Conclusion : une préparation au-delà des chiffres

En résumant les données clés de cet itinéraire — 14,29 kilomètres, 940,2 mètres de dénivelé positif total, 6,6 % de pente moyenne, classement Strava Catégorie 5 — ces chiffres sont certes importants, ils constituent la base pour planifier l’entraînement et la stratégie d’allure. Mais ce qui détermine réellement la réussite de ce défi, ce sont souvent les préparatifs qui vont au-delà des chiffres : une acclimatation suffisante à l’altitude, un équipement de protection thermique complet, une gestion prudente du ravitaillement et de l’hydratation, une vigilance face aux symptômes du mal des montagnes, et surtout — un état d’esprit qui consiste à mesurer ses efforts à sa juste valeur.

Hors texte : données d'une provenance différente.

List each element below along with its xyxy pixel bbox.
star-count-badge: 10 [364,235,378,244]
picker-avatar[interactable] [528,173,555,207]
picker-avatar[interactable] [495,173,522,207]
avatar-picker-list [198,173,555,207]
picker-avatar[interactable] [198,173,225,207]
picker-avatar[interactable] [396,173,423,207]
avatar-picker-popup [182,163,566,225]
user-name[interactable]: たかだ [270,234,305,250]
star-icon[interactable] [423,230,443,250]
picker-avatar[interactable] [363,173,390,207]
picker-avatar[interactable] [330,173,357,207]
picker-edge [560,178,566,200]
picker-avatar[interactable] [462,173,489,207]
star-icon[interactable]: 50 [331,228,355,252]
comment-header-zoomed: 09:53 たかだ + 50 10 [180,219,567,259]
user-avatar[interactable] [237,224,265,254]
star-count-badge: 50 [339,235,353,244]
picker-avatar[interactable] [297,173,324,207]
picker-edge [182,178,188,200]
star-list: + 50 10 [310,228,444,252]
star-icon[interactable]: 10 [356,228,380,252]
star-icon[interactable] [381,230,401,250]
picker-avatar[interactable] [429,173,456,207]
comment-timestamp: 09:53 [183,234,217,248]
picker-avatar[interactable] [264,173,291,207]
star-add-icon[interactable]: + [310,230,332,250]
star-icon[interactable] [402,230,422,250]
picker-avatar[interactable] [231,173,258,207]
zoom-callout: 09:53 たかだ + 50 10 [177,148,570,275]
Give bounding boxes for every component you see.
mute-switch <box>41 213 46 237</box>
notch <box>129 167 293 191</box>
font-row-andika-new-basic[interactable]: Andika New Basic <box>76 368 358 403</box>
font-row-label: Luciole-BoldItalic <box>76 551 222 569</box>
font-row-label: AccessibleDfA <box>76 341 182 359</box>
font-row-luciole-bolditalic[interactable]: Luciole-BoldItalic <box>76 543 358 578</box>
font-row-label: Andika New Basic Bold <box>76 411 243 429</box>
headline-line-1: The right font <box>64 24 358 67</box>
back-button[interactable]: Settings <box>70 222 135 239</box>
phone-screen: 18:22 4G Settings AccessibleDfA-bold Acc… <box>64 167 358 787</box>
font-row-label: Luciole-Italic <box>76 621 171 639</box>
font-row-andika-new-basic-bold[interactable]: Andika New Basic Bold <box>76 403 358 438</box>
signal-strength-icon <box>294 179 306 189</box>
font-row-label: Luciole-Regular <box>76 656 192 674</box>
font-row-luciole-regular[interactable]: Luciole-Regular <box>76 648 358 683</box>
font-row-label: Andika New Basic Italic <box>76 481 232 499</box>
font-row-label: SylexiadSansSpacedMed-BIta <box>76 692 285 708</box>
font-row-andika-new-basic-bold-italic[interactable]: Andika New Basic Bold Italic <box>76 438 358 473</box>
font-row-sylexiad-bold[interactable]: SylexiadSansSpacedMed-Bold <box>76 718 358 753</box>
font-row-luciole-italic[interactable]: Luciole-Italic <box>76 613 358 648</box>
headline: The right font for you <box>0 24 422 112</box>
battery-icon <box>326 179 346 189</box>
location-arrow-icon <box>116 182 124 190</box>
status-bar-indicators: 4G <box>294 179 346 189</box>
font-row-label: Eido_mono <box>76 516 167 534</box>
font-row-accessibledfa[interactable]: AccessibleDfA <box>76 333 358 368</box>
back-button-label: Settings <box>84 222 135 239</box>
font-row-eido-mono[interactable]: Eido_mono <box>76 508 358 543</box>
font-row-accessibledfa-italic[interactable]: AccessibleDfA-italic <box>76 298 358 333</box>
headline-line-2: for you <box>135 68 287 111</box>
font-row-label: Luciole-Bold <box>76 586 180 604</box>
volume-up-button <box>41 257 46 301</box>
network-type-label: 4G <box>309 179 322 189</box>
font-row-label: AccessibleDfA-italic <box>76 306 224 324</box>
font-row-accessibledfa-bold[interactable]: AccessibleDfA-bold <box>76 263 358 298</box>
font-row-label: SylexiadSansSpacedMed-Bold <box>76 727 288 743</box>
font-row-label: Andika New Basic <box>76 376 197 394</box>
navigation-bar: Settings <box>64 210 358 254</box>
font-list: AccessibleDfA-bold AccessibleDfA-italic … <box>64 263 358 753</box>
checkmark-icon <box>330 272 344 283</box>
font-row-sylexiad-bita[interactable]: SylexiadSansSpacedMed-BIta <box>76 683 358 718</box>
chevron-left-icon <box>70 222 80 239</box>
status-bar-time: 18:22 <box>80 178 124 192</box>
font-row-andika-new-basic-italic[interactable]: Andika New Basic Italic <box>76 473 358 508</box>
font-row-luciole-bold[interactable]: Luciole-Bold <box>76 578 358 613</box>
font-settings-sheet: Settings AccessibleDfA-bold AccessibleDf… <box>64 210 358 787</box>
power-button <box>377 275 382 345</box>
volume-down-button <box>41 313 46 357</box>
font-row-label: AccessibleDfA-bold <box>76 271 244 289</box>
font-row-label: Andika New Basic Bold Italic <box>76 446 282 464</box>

Les 14 derniers kilomètres côté Lixing du mont Hehuan sont un itinéraire qui reflète honnêtement le niveau de préparation. Ceux qui sont bien préparés y vivront le sentiment d’accomplissement le plus pur du cyclisme sur route ; ceux qui ne le sont pas risquent de devoir faire face à une double épreuve, physique et physiologique, à mi-parcours. Il est conseillé à tous les cyclistes qui prévoient de relever ce défi de concrétiser réellement la liste d’équipement, la stratégie de ravitaillement et la procédure de vérification météo mentionnées dans cet article lors de la préparation avant le départ, et de toujours se référer aux dernières informations officielles sur l’état de la route et la météo, afin que cette aventure en haute altitude devienne une expérience de cyclisme sûre et mémorable.